L’Egitto amarissimo di Laila e Alaa
Laila Soueif ha sessantotto anni. Né tanti né pochi, ma ne dimostra decisamente di più. Il volto è segnato da una vita di lotta iniziata giovanissima, quando aveva sedici anni, e manifestava a piazza a Tahrir contro il regime di Sadat da poco salito al potere.
Una protesta che per lei non durò a lungo, visto che i genitori, entrambi docenti universitari, la rintracciarono riconducendola in casa prima che le potesse capitare qualcosa di spiacevole. Laila aveva una passione per la matematica e dai banchi di scuola e poi dell’università l’ha trasferita nella vita lavorativa, entrando anche lei nell’ateneo del Cairo in qualità d’insegnante. Lì aveva conosciuto il futuro marito, Ahmed Seif El-Islam, un attivista comunista anch’egli docente e avvocato. Insieme hanno avuto tre figli Alaa, Sanaa e Mona. Tutti attivisti come i genitori. Il volto di Laila è segnato non tanto dal passare del tempo, ma dalle sofferenze. Dalle vicende familiari frutto dell’impegno per libertà e giustizia. I guai del primogenito Alaa sono arrivati, come per migliaia di giovani protestatari, con le primavere arabe che hanno scosso il Medio Oriente dal dicembre 2010. Nel gennaio 2011 la generazione successiva a Laila era tornata in piazza Tahrir contestando Hosni Mubarak che di lì a qualche settimana abbandonerà un potere durato molto più a lungo di quello del predecessore Anwar Sadat. Tutti presidenti, tutti militari, come l’attuale persecutore di Alaa e Laila: Abdel Fattah al Sisi. Il generalissimo. Il militare egiziano, che fece fuori il presidente laico Mohammad Morsi, si predispone a durare - ad Allah piacendo - più dei sovrani di quel regno militare che ancora s’ostina a definirsi Repubblica d’Egitto. Si cita Sisi e qualsiasi italiano normale pensa a Giulio Regeni, al suo strazio, al suo martirio. Gli italiani di governo invece fanno spallucce. Dicono che non sapevano del suo sequestro, lo fa sotto giuramento l’ex primo Ministro Renzi al processo in corso a Roma contro gli aguzzini del ricercatore friulano, che poi sono fidati servitori del regime di Sisi. Oppure sostengono, come la premier Meloni, che l’Egitto è un Paese sicuro e ci rispediscono chi ne fugge atterrito o affamato.
Basterebbe chiederlo alla professoressa Laila, a suo figlio Alaa cos’è diventato l’Egitto nell’ultimo decennio.
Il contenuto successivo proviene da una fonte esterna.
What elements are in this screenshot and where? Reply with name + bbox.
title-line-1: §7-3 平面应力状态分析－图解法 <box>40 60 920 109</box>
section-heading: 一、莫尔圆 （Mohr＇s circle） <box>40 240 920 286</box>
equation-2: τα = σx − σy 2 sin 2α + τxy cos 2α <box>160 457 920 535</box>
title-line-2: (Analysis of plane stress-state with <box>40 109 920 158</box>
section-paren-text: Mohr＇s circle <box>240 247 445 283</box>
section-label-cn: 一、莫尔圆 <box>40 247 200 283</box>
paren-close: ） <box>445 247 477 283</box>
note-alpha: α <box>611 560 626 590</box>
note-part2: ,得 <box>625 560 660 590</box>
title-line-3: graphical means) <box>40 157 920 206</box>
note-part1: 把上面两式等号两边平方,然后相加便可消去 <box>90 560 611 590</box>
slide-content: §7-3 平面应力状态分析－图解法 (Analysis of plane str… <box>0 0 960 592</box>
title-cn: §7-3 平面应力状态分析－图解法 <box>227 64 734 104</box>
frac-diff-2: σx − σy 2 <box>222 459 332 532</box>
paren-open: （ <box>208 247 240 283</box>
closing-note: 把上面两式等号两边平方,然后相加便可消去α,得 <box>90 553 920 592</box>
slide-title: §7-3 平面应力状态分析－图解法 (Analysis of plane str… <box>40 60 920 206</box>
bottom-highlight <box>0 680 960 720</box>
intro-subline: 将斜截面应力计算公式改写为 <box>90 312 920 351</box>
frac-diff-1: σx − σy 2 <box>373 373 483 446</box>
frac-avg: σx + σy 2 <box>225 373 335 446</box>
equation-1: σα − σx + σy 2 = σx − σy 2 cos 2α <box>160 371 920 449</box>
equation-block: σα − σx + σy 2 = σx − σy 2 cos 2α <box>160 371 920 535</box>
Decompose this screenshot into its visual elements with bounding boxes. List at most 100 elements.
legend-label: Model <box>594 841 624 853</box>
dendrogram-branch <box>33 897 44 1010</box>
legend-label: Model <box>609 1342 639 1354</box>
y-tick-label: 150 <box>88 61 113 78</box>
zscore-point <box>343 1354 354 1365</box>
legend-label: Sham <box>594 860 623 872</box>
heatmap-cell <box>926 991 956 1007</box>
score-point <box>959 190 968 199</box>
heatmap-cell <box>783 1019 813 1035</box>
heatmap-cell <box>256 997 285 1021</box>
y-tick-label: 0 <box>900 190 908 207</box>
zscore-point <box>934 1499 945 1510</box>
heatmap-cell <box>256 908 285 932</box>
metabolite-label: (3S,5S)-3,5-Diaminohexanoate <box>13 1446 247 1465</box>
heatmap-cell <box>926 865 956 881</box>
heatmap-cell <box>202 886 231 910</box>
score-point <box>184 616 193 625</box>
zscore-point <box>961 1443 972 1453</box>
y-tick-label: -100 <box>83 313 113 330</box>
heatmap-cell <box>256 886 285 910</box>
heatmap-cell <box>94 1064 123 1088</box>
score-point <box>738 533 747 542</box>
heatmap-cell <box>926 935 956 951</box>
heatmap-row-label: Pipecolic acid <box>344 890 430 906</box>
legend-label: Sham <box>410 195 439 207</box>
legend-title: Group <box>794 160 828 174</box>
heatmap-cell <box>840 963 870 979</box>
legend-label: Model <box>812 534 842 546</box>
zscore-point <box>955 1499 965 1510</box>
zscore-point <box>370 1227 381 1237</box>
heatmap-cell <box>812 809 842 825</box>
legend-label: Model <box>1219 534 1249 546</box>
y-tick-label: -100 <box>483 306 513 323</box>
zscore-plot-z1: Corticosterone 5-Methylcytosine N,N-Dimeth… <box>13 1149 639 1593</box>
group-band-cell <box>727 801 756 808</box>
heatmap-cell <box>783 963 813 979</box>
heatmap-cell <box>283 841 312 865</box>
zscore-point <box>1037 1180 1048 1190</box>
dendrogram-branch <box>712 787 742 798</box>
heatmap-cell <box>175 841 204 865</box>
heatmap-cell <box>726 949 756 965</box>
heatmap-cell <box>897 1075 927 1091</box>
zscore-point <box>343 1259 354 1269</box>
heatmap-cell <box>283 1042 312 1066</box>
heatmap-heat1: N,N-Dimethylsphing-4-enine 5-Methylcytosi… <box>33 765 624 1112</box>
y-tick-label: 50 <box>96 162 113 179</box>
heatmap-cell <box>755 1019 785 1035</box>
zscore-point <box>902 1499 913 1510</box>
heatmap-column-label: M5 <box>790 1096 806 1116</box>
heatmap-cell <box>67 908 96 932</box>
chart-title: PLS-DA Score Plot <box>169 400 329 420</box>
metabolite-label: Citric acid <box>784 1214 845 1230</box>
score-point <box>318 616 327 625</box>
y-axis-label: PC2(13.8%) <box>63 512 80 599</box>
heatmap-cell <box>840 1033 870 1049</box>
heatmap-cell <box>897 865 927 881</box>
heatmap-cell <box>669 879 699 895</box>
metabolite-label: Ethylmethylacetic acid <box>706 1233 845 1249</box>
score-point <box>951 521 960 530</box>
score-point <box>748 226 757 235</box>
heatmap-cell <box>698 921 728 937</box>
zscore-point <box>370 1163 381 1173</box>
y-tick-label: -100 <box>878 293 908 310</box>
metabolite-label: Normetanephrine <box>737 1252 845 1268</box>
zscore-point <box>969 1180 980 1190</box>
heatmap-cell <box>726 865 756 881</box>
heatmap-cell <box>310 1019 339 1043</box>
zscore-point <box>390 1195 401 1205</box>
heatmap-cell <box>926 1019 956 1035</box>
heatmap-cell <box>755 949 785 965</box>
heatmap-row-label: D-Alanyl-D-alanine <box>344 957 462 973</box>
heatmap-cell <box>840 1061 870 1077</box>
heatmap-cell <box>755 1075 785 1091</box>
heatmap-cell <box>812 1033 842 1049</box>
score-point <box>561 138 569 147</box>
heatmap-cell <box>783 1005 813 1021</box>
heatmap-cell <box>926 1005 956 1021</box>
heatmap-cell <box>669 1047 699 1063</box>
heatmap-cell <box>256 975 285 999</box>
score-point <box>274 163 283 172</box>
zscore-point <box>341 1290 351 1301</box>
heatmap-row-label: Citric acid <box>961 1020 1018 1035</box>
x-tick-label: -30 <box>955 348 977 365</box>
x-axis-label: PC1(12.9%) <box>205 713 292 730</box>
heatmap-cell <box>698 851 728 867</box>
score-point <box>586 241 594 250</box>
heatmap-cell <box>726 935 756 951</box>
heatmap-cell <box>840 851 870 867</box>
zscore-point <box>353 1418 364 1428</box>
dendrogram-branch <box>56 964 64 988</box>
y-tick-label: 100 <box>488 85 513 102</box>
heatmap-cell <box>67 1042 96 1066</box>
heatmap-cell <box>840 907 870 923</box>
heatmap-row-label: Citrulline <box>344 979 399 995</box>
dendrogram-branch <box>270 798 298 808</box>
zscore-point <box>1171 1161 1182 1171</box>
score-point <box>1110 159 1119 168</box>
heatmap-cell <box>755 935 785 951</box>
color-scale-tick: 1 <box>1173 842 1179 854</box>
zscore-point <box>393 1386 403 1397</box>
E se migliaia di attivisti locali non possono qualificarlo in nessun modo perché sono stati tacitati per sempre (come? alla maniera di Giulio Regeni o anche peggio perché gli scomparsi sono un’infinità) altre sessantamila egiziani e forse più rinchiusi nelle patrie galere certificano a familiari e avvocati, se e quando riescono a ricever visite, i segni di quella normalità: bruciature elettriche e di fiamma ossidrica, lividi e cicatrici sulla pelle e lì dove non vedono ma s’intuiscono, nel profondo dell’anima. Per un crudele e cruento gioco burocratico Alaa viene trattenuto due anni in più. Era stato arrestato nel 2019 con l’accusa di diffondere sui social “false notizie”, e aveva scontato la pena, però a pochi giorni dall’auspicabile liberazione la Corte del Cairo ha comunicato che i due anni trascorsi in prigione in attesa del processo non erano validi e ha riaggiornato la pena, con l’aggiunta di alcuni mesi. Per Alaa la data si sposta a metà del 2027. Da quel momento mamma Laila ha avviato uno sciopero della fame per domandare alle stesse autorità britanniche, che per lei e i figli sono un riferimento visto che hanno anche questa nazionalità, d’intervenire a sostegno di un abuso subìto da un cittadino del Regno Unito. Finora Laila ha ricevuto qualche promessa da Londra, nessuna dal Cairo, eppure le parole non si traducono in nulla. Oggi la docente, l’attivista per i diritti, la madre è al sessantesimo giorno di sciopero della fame. Beve acqua, assume minerali e sali, con un minimo di calorie, un’azione che per la sua età diventa rischiosa. Lei caparbiamente la prosegue ma in una recente intervista a Sky News ha dichiarato: “Personalmente ne ho abbastanza, non posso affrontare condizioni simili e anche Alaa è senza speranze. Il ministro degli Esteri (britannico, ndr) Lammy sostiene che il caso è una priorità governativa da discutere con l’omologo egiziano, non sembra che Il Cairo mostri attenzione né intavoli dialoghi. Spero di ricevere non più assicurazioni sulla vicenda, bensì iniziative concrete. Non voglio collassare o morire”.